Le « web » s'apprête à vivre une révolution avec la libéralisation de la création de « noms de domaine », mais cette initiative, décidée par l'organisme qui gère les suffixes sur internet, inquiète, de l'« ONU » au secteur privé en passant par le « Congrès américain ».



Le signe arobase utilisé pour les adresses mails. 


L'« Icann », l'agence indépendante chargée de réglementer les noms de domaine sur internet pour le monde entier, va accepter à partir de jeudi 12 janvier 2012 les demandes déposées par des entreprises pour créer de nouveaux « noms de domaines ». Cela va permettre que des adresses internet se terminent autrement qu'avec les traditionnels « .com, .org, .net » ou des lettres signalant divers pays « .fr, .ca, etc... ». Que ce soit pour obtenir le suffixe de leur marque « .apple, .toyota ou .nutella », d'un produit (.camera, .velo, .chaussure), ou d'un autre mot de leur choix, les sociétés ont jusqu'au 12 avril 2012 pour soumettre leur demande. L'« Icann » a indiqué qu'il en coûterait 185.000 dollars pour demander un nouveau suffixe, puis 25.000 dollars de frais annuels. C'est « une révolution dans le système des + noms de domaine + », estime le président de l'« Icann » Rod Beckstrom.

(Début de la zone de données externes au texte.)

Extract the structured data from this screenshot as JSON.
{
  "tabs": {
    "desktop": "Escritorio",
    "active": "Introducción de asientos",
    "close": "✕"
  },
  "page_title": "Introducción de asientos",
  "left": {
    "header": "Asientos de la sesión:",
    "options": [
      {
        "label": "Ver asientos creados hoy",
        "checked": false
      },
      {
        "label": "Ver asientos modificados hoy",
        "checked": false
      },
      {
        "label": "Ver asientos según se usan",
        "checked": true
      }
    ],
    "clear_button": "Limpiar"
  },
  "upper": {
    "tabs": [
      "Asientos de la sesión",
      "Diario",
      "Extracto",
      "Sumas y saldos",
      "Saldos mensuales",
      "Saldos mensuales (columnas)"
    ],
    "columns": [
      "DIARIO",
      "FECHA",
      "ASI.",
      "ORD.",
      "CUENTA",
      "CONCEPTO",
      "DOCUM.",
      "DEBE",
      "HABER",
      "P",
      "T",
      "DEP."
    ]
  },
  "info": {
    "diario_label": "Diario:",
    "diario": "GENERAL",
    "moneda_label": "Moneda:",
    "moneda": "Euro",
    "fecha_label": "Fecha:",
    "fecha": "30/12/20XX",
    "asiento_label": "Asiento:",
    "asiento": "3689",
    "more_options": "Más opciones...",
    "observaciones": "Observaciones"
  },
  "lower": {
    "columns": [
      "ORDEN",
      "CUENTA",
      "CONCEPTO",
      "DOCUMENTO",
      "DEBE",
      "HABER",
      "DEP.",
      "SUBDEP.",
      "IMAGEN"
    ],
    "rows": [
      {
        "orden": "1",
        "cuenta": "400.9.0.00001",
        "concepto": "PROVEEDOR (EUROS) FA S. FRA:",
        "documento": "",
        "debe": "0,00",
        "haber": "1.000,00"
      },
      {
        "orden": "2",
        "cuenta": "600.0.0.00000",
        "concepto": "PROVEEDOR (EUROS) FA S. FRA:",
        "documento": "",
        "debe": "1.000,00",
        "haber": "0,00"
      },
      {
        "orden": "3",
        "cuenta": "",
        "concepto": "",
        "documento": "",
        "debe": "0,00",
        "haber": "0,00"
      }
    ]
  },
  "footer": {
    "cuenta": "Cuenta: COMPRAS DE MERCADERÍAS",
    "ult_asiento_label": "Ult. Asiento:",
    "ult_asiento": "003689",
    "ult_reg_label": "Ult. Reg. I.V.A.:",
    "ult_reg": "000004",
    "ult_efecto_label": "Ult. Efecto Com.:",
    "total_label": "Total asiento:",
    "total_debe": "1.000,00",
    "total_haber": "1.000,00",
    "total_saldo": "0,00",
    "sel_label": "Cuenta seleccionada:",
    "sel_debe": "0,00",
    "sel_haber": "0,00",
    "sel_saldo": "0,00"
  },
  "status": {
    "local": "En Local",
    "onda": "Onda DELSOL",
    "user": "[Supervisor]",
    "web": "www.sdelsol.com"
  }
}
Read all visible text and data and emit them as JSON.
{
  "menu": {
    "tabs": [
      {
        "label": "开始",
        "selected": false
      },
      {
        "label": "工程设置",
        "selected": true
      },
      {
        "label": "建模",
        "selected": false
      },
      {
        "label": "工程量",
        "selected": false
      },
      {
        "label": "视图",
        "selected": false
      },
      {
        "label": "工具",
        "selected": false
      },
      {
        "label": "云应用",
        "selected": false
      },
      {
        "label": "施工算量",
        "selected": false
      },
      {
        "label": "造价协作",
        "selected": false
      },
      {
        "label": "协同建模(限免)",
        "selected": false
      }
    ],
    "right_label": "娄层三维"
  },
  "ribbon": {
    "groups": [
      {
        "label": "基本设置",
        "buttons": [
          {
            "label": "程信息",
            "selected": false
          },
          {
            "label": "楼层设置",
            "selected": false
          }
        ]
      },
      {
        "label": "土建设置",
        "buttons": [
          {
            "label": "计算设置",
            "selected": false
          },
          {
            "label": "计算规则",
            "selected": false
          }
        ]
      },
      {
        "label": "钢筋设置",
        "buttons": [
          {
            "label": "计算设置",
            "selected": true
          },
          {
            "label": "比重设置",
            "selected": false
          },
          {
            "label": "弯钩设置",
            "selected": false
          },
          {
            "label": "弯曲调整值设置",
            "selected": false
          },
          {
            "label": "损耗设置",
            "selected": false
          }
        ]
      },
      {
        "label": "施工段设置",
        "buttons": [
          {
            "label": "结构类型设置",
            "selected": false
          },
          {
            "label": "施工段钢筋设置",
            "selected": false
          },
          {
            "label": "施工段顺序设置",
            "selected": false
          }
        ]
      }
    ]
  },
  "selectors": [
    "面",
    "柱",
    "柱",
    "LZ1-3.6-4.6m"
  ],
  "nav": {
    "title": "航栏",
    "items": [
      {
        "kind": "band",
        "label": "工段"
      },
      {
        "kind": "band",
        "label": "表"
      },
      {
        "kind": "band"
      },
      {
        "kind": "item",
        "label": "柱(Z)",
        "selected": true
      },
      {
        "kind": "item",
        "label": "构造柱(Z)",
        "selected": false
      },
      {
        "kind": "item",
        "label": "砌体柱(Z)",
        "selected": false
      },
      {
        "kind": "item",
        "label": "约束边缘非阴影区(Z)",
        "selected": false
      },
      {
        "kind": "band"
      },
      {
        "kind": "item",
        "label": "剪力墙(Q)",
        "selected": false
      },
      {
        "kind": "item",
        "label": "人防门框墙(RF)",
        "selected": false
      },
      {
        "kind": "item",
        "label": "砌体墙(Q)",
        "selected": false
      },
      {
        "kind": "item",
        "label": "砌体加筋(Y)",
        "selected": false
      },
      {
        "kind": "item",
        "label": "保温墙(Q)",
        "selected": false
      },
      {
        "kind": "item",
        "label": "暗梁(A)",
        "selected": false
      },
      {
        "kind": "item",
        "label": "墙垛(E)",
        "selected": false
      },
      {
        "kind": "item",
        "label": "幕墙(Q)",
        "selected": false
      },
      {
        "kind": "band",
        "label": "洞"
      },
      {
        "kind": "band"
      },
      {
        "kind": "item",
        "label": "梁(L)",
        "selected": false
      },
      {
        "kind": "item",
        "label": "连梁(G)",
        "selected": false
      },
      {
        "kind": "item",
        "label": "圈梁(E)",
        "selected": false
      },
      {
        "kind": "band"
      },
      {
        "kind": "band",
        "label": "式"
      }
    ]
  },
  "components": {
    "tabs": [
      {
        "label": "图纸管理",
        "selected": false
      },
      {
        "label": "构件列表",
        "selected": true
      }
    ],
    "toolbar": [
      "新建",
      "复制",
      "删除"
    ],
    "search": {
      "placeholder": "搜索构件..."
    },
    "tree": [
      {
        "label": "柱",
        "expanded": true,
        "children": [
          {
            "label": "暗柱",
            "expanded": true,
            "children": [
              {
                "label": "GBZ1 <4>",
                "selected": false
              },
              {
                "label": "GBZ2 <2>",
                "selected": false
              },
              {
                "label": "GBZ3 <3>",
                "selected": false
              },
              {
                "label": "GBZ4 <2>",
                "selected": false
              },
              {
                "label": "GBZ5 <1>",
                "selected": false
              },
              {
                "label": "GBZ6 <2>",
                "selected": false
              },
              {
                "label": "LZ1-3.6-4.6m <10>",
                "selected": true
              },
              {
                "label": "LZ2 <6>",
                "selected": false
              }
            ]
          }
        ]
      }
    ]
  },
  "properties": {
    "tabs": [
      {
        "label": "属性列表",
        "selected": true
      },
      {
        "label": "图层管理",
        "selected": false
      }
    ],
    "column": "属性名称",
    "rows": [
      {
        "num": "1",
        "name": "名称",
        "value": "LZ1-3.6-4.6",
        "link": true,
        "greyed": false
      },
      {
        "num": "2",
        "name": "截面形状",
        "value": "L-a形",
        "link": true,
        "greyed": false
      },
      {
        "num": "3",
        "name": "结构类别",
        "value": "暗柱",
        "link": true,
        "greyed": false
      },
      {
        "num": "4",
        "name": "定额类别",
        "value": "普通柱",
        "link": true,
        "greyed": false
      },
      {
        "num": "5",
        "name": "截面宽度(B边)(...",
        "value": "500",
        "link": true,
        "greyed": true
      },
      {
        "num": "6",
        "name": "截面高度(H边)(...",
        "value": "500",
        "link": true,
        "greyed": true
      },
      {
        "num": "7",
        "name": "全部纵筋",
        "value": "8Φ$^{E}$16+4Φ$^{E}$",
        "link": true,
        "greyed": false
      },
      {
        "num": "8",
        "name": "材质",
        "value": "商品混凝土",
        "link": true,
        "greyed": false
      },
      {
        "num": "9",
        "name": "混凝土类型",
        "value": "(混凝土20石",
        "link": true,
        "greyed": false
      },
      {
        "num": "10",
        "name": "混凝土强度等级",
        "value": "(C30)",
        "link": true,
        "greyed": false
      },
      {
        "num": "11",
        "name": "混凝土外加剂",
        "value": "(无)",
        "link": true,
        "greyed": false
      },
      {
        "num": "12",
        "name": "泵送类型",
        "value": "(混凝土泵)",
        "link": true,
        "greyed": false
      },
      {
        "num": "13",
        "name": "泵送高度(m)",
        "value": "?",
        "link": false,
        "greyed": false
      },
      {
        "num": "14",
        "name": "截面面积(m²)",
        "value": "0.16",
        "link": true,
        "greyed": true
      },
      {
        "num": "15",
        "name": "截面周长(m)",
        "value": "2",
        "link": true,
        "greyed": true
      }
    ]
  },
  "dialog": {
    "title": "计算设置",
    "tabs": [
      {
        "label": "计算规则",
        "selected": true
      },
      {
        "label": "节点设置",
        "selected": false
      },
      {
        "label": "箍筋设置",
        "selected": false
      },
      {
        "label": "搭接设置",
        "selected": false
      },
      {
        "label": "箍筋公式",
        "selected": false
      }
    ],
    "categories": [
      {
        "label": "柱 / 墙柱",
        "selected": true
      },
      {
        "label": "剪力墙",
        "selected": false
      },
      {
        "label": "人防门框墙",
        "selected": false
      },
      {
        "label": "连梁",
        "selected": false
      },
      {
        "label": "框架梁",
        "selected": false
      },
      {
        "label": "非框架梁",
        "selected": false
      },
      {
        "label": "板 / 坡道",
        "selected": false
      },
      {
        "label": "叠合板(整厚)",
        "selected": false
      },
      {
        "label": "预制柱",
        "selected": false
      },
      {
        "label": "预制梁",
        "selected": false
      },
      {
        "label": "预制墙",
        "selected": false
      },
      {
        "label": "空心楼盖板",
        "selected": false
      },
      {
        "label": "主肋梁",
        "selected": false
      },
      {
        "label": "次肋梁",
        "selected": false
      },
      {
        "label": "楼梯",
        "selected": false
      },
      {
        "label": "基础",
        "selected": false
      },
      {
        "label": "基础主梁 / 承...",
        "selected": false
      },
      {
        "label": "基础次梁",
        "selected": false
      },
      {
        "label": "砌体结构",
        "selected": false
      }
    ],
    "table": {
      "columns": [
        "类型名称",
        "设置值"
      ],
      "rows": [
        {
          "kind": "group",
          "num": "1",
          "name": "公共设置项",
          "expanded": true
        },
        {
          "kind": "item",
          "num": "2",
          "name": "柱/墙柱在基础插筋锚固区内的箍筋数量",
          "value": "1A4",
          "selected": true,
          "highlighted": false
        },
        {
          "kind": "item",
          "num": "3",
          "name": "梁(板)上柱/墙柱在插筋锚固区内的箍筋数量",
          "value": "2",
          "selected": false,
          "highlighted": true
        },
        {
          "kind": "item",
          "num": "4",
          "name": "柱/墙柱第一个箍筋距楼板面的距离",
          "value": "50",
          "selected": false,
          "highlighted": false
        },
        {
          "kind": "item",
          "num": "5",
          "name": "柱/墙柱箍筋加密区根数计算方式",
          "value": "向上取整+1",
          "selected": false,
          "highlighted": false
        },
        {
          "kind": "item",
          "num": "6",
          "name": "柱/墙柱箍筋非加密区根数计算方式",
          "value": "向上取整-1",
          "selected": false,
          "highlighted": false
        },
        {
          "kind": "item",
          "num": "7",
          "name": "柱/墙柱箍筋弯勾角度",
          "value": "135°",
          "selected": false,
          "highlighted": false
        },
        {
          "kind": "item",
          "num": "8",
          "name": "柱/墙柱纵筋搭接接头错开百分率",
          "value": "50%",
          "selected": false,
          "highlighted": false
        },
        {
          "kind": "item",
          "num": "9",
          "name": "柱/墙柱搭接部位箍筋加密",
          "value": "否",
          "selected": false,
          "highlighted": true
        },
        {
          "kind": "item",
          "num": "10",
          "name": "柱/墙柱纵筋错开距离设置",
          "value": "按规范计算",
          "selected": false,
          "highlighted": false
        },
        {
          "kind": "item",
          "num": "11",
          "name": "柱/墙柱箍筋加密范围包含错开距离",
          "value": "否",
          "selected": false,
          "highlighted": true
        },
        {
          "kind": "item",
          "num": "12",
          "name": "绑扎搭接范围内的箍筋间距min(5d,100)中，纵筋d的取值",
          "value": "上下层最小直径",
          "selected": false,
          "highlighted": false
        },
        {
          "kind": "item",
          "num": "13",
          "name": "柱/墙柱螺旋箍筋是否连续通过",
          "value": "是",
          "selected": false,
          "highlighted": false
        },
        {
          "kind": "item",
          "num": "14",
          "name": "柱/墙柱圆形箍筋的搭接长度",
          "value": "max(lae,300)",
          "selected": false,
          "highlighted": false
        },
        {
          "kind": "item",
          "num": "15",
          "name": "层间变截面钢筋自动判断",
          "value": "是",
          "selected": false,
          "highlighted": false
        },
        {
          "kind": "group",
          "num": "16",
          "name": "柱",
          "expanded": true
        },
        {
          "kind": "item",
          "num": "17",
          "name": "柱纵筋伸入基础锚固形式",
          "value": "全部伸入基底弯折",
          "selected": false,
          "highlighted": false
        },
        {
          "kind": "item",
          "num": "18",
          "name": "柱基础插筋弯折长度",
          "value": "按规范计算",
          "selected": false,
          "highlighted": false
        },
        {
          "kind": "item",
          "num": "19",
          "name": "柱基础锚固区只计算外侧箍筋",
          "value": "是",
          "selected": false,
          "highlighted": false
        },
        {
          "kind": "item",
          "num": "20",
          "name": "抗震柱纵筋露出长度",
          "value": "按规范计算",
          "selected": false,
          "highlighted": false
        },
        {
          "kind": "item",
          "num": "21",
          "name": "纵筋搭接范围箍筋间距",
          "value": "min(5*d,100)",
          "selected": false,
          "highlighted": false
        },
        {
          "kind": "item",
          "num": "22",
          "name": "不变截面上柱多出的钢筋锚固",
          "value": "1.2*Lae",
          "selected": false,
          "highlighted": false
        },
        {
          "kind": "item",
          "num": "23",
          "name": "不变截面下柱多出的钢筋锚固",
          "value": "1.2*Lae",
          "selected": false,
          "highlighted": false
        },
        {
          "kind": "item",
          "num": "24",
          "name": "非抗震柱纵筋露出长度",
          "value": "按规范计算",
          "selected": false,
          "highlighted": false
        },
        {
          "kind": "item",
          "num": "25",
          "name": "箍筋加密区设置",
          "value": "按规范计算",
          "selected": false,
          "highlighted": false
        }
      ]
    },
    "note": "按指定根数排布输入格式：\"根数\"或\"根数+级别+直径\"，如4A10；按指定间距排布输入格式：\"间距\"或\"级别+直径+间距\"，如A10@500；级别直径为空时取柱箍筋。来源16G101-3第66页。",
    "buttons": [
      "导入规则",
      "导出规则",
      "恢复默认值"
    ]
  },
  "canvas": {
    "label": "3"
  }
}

Cet élargissement est rendu nécessaire par l'explosion du nombre d'internautes, à deux milliards de personnes dans le monde, dont la moitié en Asie, explique l'« Icann ». Actuellement, internet fonctionne avec le standard « IPv4 », qui permet l'existence de « seulement » 4 milliards d'adresses. Cela fait plusieurs années que l'« Icann » demande l'adoption du nouveau standard « IPv6 », qui permet l'existence d'environ 340 sextillions d'adresses (soit 340 fois 10 suivi de 36 zéros) : suffisamment pour que mille milliard de gens disposent chacun de mille milliards « d'adresses IP », selon M. Beckstrom. Mais nombreux sont les adversaires de cette réforme.

Le mois dernier, 25 institutions internationales, dont le « Fonds monétaire international », ont adressé une lettre à l'« Icann » pour signifier leurs inquiétudes quant à un éventuel « mauvais enregistrement et une mauvaise utilisation » de leurs noms. L'« Association nationale américaine des annonceurs » et des groupes non-lucratifs tels que la « fédération d'associations sportives (YMCA) » ont vertement critiqué cette initiative lors d'une audience au « Congrès » le mois dernier (décembre 2011). Les opposants craignent qu'elle augmente le risque de fraude et d'usurpation de marques, ce qui, plaident-ils, va les forcer à consentir d'importants investissements pour se protéger.

L'« Icann » a tenté de désamorcer les critiques à maintes reprises. « Si quelqu'un demande .nationsunies, il aura perdu ses 185.000 dollars de frais de dossier car il n'a aucun droit à ce nom », a expliqué à des journalistes Jamie Hedlund, vice-président de l'« Icann ». Le « Comité international olympique (CIO) » et le « Comité international de la Croix Rouge (CICR) » se sont notamment entendus avec l'« Icann » pour que leurs noms ne soient pas enregistrés, a-t-il d'ailleurs indiqué. L'« Icann » est « très sensible » aux inquiétudes soulevées par les organisations internationales le mois dernier, a toutefois souligné son président Rod Beckstrom, assurant que l'institution allait « répondre à leur lettre ». Un panel d'expert en propriété intellectuelle permettra en outre d'arbitrer les différends opposant plusieurs candidats pour une même marque déposée, a-t-il également fait valoir. Si l'Icann n'a donné aucun chiffre, des experts indépendants estiment qu'entre plusieurs centaines et 4.000 demandes vont être soumises d'ici le 12 avril 2012. La liste complète des nouveaux « suffixes » sera publiée en mai 2012.

Le prochain appel d'offre devrait intervenir d'ici deux ou trois ans.